Pour être précis, sachez que le début de The Suffering 2 équivaut à la meilleure fin de The Suffering, celle-là même où vous appreniez ce qui était réellement arrivé à votre femme et vos deux enfants, sauvagement massacrés par un certain Colonel. Ainsi, outre un flashback qui vous renverra cinq ans en arrière dans la prison de Baltimore, le jeu reprend par la suite lors de votre évasion de Carnate, la prison maudite. A peine arrivé sur les berges de votre ville natale qu'une escouade de soldats lourdement armés vous alpague et vous transfère dans un entrepôt qui n'est rien d'autre que la façade d'une mystérieuse association, la Fondation, qui y effectue des expériences terrifiantes. Quel rôle avez-vous à jouer dans tout ça ? D'après les dires de Jordan, une jeune femme ambitieuse rêvant d'immortalité, toute information concernant les monstres et démons que vous avez combattu est aussi précieuse que de l'or pour ses employeurs. Mais alors que vous alliez en apprendre un peu plus sur le pourquoi du comment, une explosion vient tout briser, emportant avec elle les réponses tant attendues et soulevant encore plus de questions. Libéré de vos liens, votre quête de la vérité pourra alors débuter, car comme vous allez très rapidement le découvrir, quoi qu'on fasse, quels que soient nos désirs, nous sommes toujours rattachés à notre passé. Si vous pensiez avoir fait la paix avec vôtre âme, les fantômes de vos proches reviendront vers vous pour faire en sorte que leur agonie cesse. Pourrez-vous cette fois-ci, apaiser votre défunte femme Carmen ? Le docteur Killjoy, aussi fou soit-il, vous permettra-il de déchaîner votre puissance animale ? Et quelle est cette ombre menaçante qui se fait appeler Blackmore et qui semble vous connaître jusque dans les moindres détails ? Autant d'interrogations qui composent le scénario de ce nouvel épisode The Suffering.

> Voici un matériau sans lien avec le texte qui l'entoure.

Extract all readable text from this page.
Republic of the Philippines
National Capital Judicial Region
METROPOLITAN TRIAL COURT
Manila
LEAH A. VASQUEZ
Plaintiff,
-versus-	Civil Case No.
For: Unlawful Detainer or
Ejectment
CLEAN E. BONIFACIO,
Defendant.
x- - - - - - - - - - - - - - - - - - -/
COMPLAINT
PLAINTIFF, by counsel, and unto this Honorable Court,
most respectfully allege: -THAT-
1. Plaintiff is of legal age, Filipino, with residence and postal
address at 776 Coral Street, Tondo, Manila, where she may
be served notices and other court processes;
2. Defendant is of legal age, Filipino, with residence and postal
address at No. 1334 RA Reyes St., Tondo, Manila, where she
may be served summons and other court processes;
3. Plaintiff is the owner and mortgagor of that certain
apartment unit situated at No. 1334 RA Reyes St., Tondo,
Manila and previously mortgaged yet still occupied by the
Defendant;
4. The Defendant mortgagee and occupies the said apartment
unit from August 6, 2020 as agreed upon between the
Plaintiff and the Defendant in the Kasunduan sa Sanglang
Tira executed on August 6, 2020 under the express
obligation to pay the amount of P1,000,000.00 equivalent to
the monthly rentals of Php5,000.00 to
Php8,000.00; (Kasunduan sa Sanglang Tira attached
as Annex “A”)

Même ambiance, même moteur graphique, même jouabilité, The Suffering 2 joue cartes sur table dès le départ. Oui, ce jeu est là pour contenter les fans, oui il reprend exactement tout ce qui faisait la réussite de son prédécesseur et oui, il est avant tout là pour permettre à Midway de gagner quelques piécettes de plus. Mais passé cet indéfectible constat de rentabilité, que vaut réellement le jeu. Difficile à dire car d'un côté ceux qui n'ont pas joué (et surtout terminé) à The Suffering se retrouveront dans une histoire qui fait constamment référence à son modèle en mettant en avant des personnages déjà rencontrés essentiels à la bonne compréhension de l'histoire. De l'autre bord de la falaise, nous avons tous les autres joueurs qui connaissent tout de Torque, de ses tourments intérieurs et qui ne veulent qu'une chose : en connaître davantage. Malgré tout, si je fais partie de la seconde catégorie, je dois avouer avoir été quelque peu désabusé par ce second volet. Pourquoi ? Eh bien principalement par l'ambiance qui est plus que jamais dédiée au gore à outrance et à la surenchère d'action. Ceci est flagrant dès les premières minutes de jeu qui nous donnent des dizaines de monstres en pâture nous assaillant de tous les côtés. On peut alors se dire que le chemin suivi par les développeurs est celui de la facilité, d'autant que le scénario peine à satisfaire, du moins au tout début. Néanmoins, le paradoxe est qu'on continue à jouer car on veut à tout pris savoir le fin mot de l'histoire. En bref, on peut penser que les nouveaux venus trouveront peut-être leur compte dans cette action omniprésente alors que les vieux briscards sauront apprécier les informations données qui sont autant de clés pour ouvrir les portes nous menant à l'esprit torturé de Torque.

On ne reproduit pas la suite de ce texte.